Your Responsibilities: It's up to you to find out what's in your credit record and challenge the completeness or accuracy of any information contained in your file. To request a copy of your credit report, call any of the nation's three major credit bureaus at these toll-free numbers: Equifax at (800) 685-1111, Experian at (888) 397-3742, and Trans Union at (800) 888-4213. The Fair Credit Reporting Act limits how much you can be charged for each report ($8 as of mid-1999). There also may be instances where your credit report is free. For example, you may qualify for a free report if you've been denied credit within the last 60 days. If you believe that a credit bureau is distributing inaccurate information even after you brought that matter to its attention, you may file a complaint at any time with the Federal Trade Commission, the federal regulator of credit bureaus (call toll-free 877-382-4357) or bring a civil lawsuit to recover damages within two years of the alleged violation. (Note: Some experts suggest that, to be safe, you get copies from all three companies.)
Your Responsibilities: If you believe you've been denied credit illegally, you should first try to resolve the issue with the creditor. However, if that fails, you may file a complaint with the creditor's primary federal regulator. You also can bring a civil lawsuit against the creditor, but your case must be filed within two years of the alleged violation.

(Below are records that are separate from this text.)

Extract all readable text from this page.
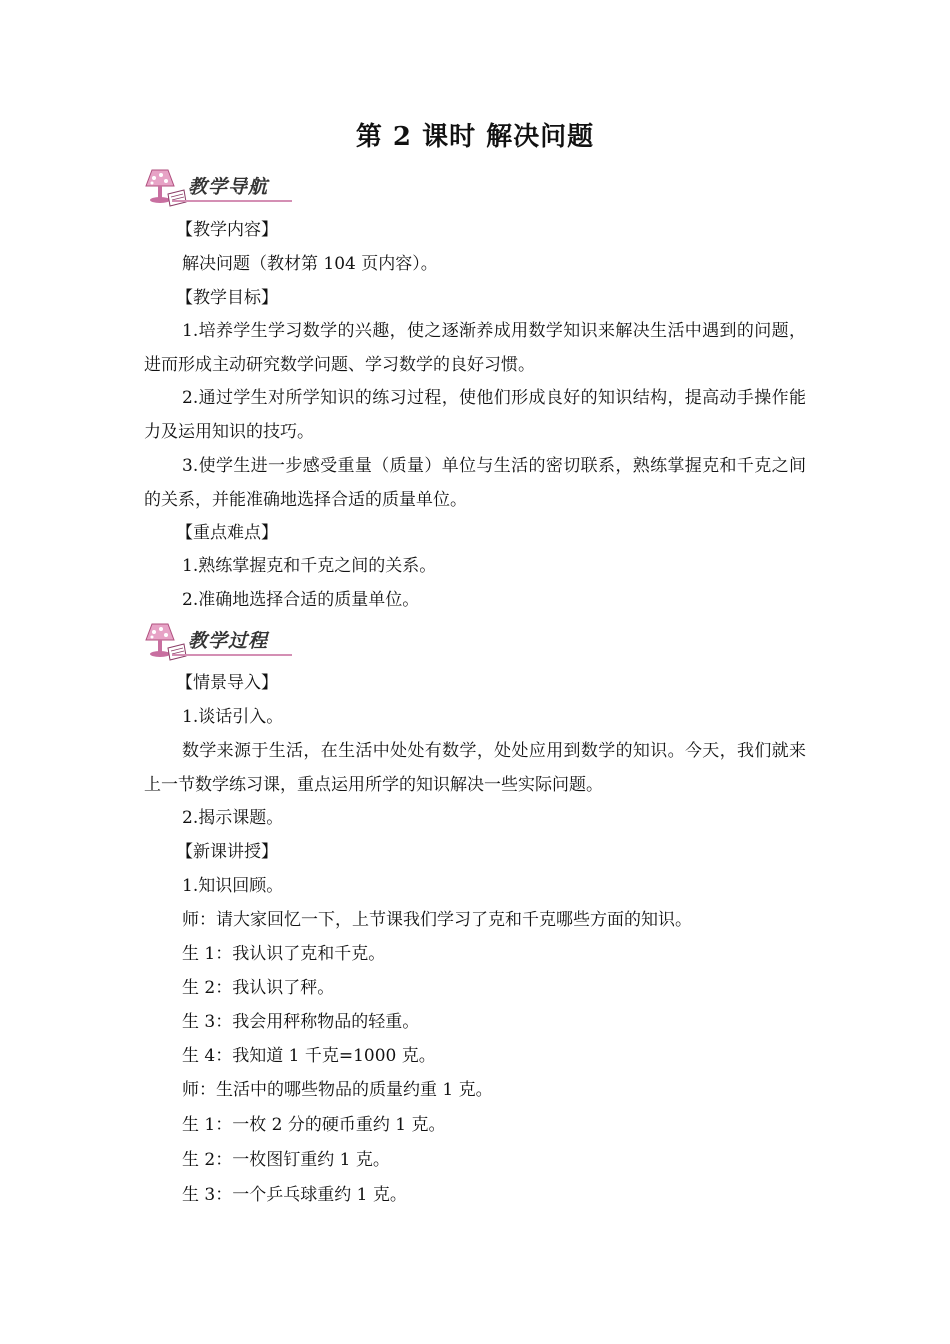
第 2 课时 解决问题
教学导航
【教学内容】
解决问题（教材第 104 页内容）。
【教学目标】
1.培养学生学习数学的兴趣，使之逐渐养成用数学知识来解决生活中遇到的问题，进而形成主动研究数学问题、学习数学的良好习惯。
2.通过学生对所学知识的练习过程，使他们形成良好的知识结构，提高动手操作能力及运用知识的技巧。
3.使学生进一步感受重量（质量）单位与生活的密切联系，熟练掌握克和千克之间的关系，并能准确地选择合适的质量单位。
【重点难点】
1.熟练掌握克和千克之间的关系。
2.准确地选择合适的质量单位。
教学过程
【情景导入】
1.谈话引入。
数学来源于生活，在生活中处处有数学，处处应用到数学的知识。今天，我们就来上一节数学练习课，重点运用所学的知识解决一些实际问题。
2.揭示课题。
【新课讲授】
1.知识回顾。
师：请大家回忆一下，上节课我们学习了克和千克哪些方面的知识。
生 1：我认识了克和千克。
生 2：我认识了秤。
生 3：我会用秤称物品的轻重。
生 4：我知道 1 千克=1000 克。
师：生活中的哪些物品的质量约重 1 克。
生 1：一枚 2 分的硬币重约 1 克。
生 2：一枚图钉重约 1 克。
生 3：一个乒乓球重约 1 克。
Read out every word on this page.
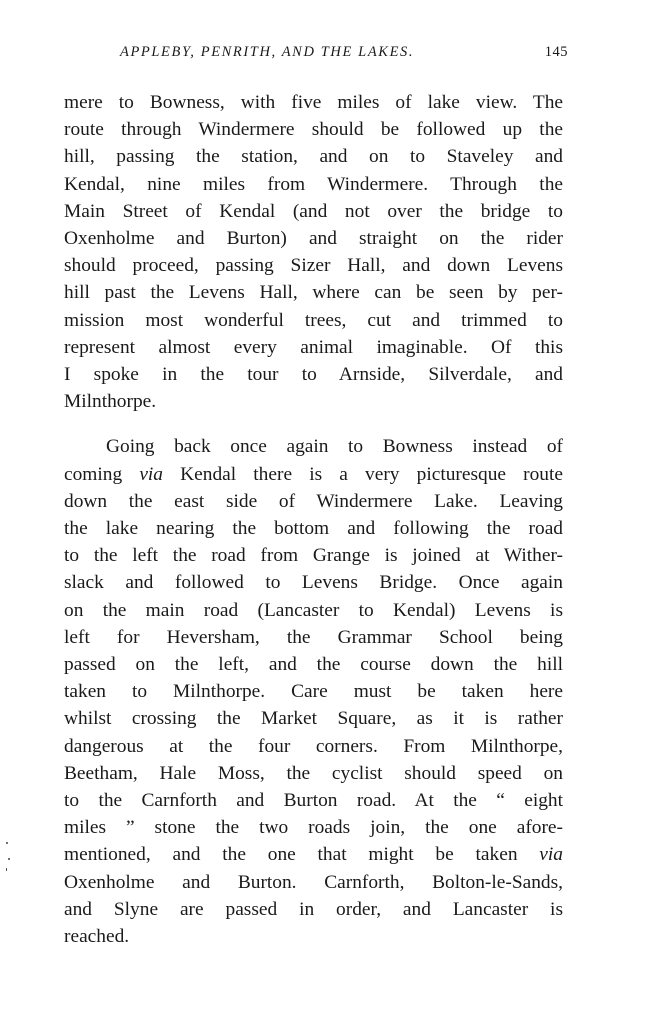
APPLEBY, PENRITH, AND THE LAKES.	145

mere to Bowness, with five miles of lake view. The
route through Windermere should be followed up the
hill, passing the station, and on to Staveley and
Kendal, nine miles from Windermere. Through the
Main Street of Kendal (and not over the bridge to
Oxenholme and Burton) and straight on the rider
should proceed, passing Sizer Hall, and down Levens
hill past the Levens Hall, where can be seen by per-
mission most wonderful trees, cut and trimmed to
represent almost every animal imaginable. Of this
I spoke in the tour to Arnside, Silverdale, and
Milnthorpe.

Going back once again to Bowness instead of
coming via Kendal there is a very picturesque route
down the east side of Windermere Lake. Leaving
the lake nearing the bottom and following the road
to the left the road from Grange is joined at Wither-
slack and followed to Levens Bridge. Once again
on the main road (Lancaster to Kendal) Levens is
left for Heversham, the Grammar School being
passed on the left, and the course down the hill
taken to Milnthorpe. Care must be taken here
whilst crossing the Market Square, as it is rather
dangerous at the four corners. From Milnthorpe,
Beetham, Hale Moss, the cyclist should speed on
to the Carnforth and Burton road. At the “ eight
miles ” stone the two roads join, the one afore-
mentioned, and the one that might be taken via
Oxenholme and Burton. Carnforth, Bolton-le-Sands,
and Slyne are passed in order, and Lancaster is
reached.
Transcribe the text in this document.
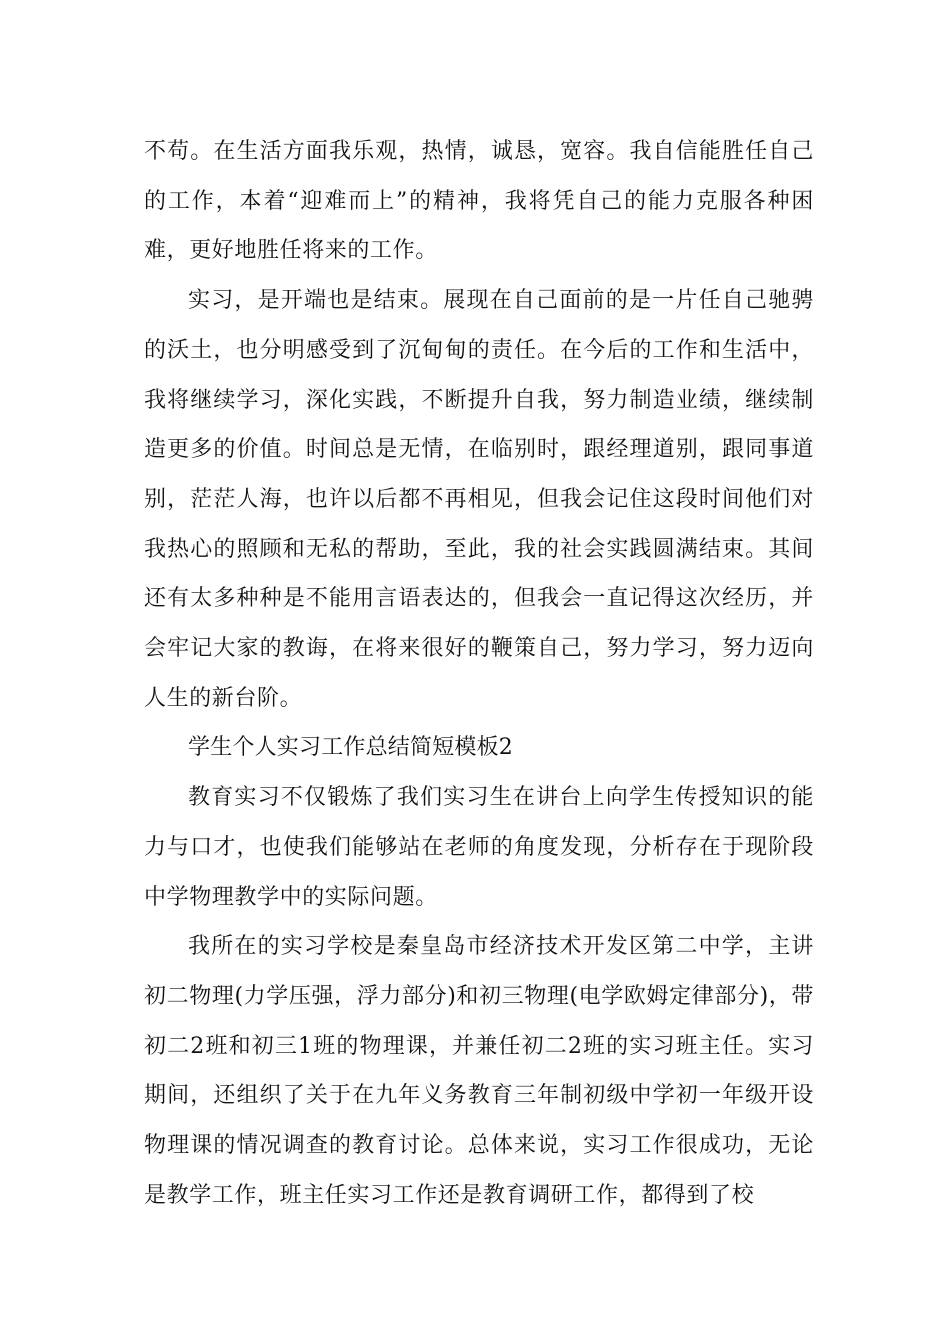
不苟。在生活方面我乐观，热情，诚恳，宽容。我自信能胜任自己的工作，本着“迎难而上”的精神，我将凭自己的能力克服各种困难，更好地胜任将来的工作。

实习，是开端也是结束。展现在自己面前的是一片任自己驰骋的沃土，也分明感受到了沉甸甸的责任。在今后的工作和生活中，我将继续学习，深化实践，不断提升自我，努力制造业绩，继续制造更多的价值。时间总是无情，在临别时，跟经理道别，跟同事道别，茫茫人海，也许以后都不再相见，但我会记住这段时间他们对我热心的照顾和无私的帮助，至此，我的社会实践圆满结束。其间还有太多种种是不能用言语表达的，但我会一直记得这次经历，并会牢记大家的教诲，在将来很好的鞭策自己，努力学习，努力迈向人生的新台阶。

学生个人实习工作总结简短模板2

教育实习不仅锻炼了我们实习生在讲台上向学生传授知识的能力与口才，也使我们能够站在老师的角度发现，分析存在于现阶段中学物理教学中的实际问题。

我所在的实习学校是秦皇岛市经济技术开发区第二中学，主讲初二物理(力学压强，浮力部分)和初三物理(电学欧姆定律部分)，带初二2班和初三1班的物理课，并兼任初二2班的实习班主任。实习期间，还组织了关于在九年义务教育三年制初级中学初一年级开设物理课的情况调查的教育讨论。总体来说，实习工作很成功，无论是教学工作，班主任实习工作还是教育调研工作，都得到了校
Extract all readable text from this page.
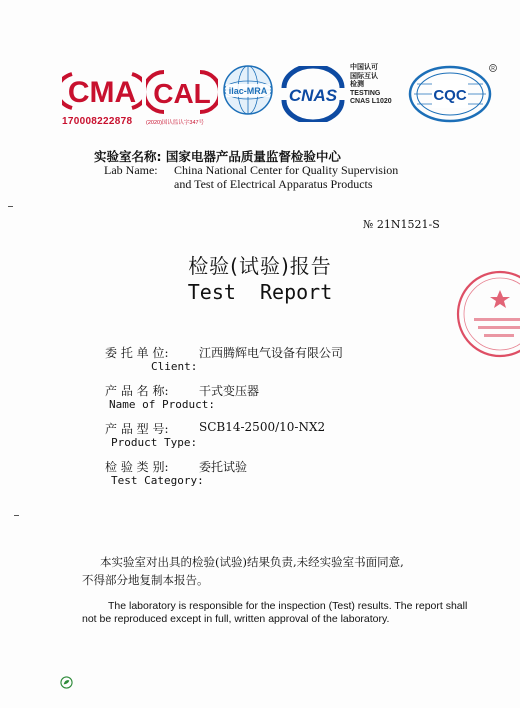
CMA
170008222878
CAL
(2020)国认监认字347号
ilac-MRA CNAS
中国认可
国际互认
检测
TESTING
CNAS L1020	CQC
R
实验室名称: 国家电器产品质量监督检验中心
Lab Name: China National Center for Quality Supervision
and Test of Electrical Apparatus Products
№ 21N1521-S
检验(试验)报告
Test  Report
委 托 单 位:	江西腾辉电气设备有限公司
Client:
产 品 名 称:	干式变压器
Name of Product:
产 品 型 号:	SCB14-2500/10-NX2
Product Type:
检 验 类 别:	委托试验
Test Category:
本实验室对出具的检验(试验)结果负责,未经实验室书面同意,
不得部分地复制本报告。
The laboratory is responsible for the inspection (Test) results. The report shall
not be reproduced except in full, written approval of the laboratory.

Your Responsibilities: It depends on the situation. Scenario #1: Let's say you want to discontinue a pre-authorized electronic payment from your bank account to a third party, perhaps a mutual fund, insurance company or even a local health club. You must send a written notice that's received by the financial institution at least three days before the first payment you want discontinued. Scenario #2: A thief obtains your ATM card and uses it to withdraw money from your bank account. Under the law, your losses are limited to $50 if you report your ATM card lost or stolen within two business days of discovering the loss (i.e., not within two days of the transaction). But if you wait between two and 60 days of discovering the loss, you can be liable for up to $500 of what a thief withdraws. And in general, if you wait more than 60 days after receiving a bank statement that includes an unauthorized electronic transfer of any sort, the law doesn't require your bank to reimburse you for any losses. You're not responsible, however, for any funds withdrawn after you notify your bank about a lost or stolen ATM card or debit card (a card that allows you to pay for purchases out of your checking account but without writing a check). If your bank concludes there's been no error with an electronic transfer but you disagree, you may file a complaint with the appropriate federal or state government agency.
Your Responsibilities: If you believe your financial institution isn't making deposited funds available within the required time period, you can file a complaint with the institution's primary federal regulator. You also can file a lawsuit against the institution, but you must do it within one year of the alleged violation.